Every time something bad happens to me, I seek solace in the McRib. Job interview didn't go well? A McRib. Girlfriend dump you? Two McRibs. Just got hit by a car? I'm not walking anywhere, make it three.

After a while I noticed a pattern. Bad things were only happening when the McRib came around. Whenever some terrible fate would befall me, my local McDonalds just happened to be raising a familiar banner in their window, maroon-colored as to invoke the color of a sauce that turns the edible, gray foam into a sponge to sop up all my troubles and cares. When I see the McRib's returned, I break out into a cold sweat. Not just because of the coming dosage of sodium, but for whatever misfortune will end with me comatose under a pile of little, red, sauce-stained boxes.

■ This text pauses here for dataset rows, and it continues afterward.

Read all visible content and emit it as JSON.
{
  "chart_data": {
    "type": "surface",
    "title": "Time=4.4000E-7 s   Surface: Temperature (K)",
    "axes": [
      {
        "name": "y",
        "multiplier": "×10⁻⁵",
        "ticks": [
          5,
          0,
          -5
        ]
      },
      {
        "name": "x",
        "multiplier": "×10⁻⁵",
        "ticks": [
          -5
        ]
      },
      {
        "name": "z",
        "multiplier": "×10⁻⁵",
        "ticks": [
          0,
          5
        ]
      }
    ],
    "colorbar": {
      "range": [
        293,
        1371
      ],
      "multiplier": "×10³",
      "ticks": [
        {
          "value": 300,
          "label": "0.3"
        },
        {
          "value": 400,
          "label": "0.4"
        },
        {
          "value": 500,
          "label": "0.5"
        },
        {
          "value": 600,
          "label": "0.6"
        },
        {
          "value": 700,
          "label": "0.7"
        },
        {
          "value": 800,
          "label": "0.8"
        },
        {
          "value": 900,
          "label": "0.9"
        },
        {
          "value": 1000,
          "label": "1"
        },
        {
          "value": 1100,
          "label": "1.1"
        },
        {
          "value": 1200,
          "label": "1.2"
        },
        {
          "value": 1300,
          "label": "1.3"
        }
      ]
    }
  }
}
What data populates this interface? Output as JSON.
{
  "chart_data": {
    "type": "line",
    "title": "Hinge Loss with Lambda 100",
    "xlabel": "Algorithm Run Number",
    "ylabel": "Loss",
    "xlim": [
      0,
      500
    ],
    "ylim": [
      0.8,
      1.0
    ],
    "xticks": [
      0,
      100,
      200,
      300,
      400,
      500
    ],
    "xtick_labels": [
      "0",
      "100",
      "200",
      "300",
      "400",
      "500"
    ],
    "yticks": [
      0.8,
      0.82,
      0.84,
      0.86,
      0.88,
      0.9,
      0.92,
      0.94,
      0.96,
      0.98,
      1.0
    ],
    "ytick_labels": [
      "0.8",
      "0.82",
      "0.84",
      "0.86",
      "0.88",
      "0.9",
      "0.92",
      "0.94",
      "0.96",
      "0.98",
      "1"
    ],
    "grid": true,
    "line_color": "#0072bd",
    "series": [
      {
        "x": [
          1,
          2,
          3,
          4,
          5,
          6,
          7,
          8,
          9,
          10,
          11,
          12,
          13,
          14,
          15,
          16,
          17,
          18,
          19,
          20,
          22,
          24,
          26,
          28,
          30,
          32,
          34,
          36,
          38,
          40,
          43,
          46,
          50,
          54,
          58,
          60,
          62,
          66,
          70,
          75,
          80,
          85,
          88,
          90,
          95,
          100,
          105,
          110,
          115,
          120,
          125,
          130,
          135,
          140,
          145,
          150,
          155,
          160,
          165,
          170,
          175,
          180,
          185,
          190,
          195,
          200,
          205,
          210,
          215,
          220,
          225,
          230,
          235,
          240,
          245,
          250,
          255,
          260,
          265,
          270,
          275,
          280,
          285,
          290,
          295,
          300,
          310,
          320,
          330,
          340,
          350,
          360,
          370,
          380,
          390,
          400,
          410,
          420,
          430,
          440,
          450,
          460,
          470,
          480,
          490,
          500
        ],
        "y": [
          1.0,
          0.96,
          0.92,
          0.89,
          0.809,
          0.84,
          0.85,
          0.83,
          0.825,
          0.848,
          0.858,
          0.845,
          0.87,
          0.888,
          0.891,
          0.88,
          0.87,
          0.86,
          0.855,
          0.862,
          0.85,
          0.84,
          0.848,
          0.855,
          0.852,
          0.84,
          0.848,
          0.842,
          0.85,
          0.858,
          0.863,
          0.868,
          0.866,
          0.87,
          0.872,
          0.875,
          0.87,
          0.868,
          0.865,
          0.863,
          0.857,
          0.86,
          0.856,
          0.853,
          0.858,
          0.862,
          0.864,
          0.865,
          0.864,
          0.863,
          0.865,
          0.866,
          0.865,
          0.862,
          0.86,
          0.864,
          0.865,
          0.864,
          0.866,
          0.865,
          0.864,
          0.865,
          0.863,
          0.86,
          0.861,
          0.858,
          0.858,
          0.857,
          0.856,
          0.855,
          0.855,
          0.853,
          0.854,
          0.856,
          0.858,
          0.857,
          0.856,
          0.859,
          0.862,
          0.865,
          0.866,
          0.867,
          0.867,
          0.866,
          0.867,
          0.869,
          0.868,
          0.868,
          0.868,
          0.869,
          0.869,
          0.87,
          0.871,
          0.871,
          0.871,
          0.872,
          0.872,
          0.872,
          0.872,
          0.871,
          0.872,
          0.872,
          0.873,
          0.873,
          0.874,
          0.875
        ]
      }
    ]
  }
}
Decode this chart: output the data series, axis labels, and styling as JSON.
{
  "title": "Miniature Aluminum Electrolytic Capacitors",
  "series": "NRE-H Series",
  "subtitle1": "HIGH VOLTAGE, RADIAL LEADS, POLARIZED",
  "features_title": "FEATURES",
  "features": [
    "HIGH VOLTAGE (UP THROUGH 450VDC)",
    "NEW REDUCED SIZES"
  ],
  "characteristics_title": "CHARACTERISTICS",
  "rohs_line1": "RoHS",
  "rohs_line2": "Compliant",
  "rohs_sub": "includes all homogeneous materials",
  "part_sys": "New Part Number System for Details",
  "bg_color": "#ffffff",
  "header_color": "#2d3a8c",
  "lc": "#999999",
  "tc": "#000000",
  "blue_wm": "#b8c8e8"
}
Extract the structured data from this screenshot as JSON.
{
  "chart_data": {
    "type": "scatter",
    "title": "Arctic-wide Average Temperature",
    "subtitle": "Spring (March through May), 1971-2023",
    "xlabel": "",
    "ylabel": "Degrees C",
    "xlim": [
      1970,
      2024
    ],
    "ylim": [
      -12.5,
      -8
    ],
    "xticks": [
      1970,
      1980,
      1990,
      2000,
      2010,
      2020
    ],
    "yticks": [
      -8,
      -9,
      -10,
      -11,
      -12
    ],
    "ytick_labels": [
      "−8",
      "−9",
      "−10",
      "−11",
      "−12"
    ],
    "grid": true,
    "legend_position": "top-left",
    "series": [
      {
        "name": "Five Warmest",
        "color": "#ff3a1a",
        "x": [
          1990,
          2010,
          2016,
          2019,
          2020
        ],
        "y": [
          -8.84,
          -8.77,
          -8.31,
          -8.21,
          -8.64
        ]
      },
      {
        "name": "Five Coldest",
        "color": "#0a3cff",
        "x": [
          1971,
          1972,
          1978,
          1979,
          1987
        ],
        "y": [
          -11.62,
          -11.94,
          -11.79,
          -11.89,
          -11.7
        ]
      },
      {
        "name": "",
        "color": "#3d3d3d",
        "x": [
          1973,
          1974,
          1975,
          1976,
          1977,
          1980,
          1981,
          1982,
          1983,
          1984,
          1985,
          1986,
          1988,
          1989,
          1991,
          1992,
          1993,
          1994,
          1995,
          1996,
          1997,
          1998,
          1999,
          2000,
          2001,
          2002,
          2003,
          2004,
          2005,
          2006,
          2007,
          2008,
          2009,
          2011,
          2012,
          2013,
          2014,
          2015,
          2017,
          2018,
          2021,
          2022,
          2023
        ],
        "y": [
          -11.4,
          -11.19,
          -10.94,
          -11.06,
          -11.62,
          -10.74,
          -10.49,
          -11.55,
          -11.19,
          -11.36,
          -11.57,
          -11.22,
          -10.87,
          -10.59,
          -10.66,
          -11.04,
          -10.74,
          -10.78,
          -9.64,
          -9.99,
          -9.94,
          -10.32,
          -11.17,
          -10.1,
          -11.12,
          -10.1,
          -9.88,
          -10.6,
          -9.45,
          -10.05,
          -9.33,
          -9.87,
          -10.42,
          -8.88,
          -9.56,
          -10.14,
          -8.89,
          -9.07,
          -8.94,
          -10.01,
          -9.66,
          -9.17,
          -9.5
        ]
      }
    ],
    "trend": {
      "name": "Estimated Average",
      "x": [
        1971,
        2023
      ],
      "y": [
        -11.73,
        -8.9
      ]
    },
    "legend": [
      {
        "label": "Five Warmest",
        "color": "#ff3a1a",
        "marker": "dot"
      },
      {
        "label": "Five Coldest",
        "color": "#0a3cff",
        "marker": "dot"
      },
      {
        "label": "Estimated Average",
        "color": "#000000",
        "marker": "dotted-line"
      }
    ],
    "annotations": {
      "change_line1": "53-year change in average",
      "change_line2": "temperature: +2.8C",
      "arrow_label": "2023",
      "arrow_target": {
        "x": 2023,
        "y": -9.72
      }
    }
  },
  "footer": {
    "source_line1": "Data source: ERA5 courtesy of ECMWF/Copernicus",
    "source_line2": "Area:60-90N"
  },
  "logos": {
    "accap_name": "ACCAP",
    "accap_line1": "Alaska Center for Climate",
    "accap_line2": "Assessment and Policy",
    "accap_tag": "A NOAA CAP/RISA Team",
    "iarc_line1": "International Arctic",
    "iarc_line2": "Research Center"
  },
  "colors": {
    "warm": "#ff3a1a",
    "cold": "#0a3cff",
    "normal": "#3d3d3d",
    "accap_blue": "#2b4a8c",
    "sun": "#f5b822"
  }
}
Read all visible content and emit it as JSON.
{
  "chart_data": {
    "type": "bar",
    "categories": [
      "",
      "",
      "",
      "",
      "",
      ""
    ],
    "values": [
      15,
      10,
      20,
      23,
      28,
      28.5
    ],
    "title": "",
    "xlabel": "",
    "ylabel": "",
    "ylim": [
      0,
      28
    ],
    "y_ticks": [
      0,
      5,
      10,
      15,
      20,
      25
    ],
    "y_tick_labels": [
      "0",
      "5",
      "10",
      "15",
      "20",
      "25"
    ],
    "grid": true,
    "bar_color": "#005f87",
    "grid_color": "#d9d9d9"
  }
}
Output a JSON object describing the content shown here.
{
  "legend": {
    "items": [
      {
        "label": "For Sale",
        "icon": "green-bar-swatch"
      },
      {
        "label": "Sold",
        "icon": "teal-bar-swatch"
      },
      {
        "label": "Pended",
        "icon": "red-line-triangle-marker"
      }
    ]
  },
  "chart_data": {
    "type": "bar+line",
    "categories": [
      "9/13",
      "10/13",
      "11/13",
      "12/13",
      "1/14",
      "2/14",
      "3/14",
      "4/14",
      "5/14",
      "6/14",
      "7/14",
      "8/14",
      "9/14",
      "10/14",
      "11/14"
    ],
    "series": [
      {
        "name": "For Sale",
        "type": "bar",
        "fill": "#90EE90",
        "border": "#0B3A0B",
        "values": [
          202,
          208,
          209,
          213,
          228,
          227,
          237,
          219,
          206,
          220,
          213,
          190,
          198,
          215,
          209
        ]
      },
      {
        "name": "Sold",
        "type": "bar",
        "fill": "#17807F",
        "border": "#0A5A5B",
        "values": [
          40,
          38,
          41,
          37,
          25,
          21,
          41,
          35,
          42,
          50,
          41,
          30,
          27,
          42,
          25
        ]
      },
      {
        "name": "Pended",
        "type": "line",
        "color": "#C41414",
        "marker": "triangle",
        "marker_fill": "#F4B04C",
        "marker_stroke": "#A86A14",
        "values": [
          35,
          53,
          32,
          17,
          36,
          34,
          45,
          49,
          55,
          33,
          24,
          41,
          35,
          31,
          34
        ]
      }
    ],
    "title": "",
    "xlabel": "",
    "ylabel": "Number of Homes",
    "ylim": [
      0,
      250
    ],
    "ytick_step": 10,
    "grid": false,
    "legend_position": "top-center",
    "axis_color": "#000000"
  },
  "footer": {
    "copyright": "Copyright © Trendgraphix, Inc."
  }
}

Make no mistake, the McRib is delicious, but not at any given time of day. Not even in a 2:00 a.m.-and-you're-wasted kind of way... but in a way that only tastes good when you've got that extra saliva in your mouth from having just wept; that only tastes good because you've been fired and this was the last of your petty cash. The McRib can only be enjoyed at a low point, and the farther down you go, the sweeter that sauce becomes.

That little patty of restructured meat product (a process that glues together bits of unused pork) can be formed into any shape you want. I wish it'd be molded into my own personalized shape, something to add to my catharsis; like the shape of a smartphone with the words "we need to talk" written on-screen. The pain, much like the edible foam of the McRib, can smothered in a sea of barbecue sauce and forgotten under a pile of pickles and onions.

The McRib itself is complex; it's 70 ingredients include a bleaching agent used in foam plastics, such as cushions used for gymnastics. In the words of Lunch Lady Doris, there's very little meat in these gym mats.

It was this bastard son of the mcnugget family, with its 500 calories and nearly 1000 grams of sodium that was both the harbinger of and solution to all of my problems. It's effects of immobility, complacency and a calm but steady urge to do nothing is what makes it so powerful. That's what drugs and alcohol fail to replicate for me. That flavor of complete mediocrity.

Whenever the McRib does come around, I'm still fearful of what may occur, of what treasure I stand to lose at the feet of the golden arches. One positive thing about the McRib is that when it departs, I know it signals that better times (ones easily cured by drugs and alcohol) lie not far behind.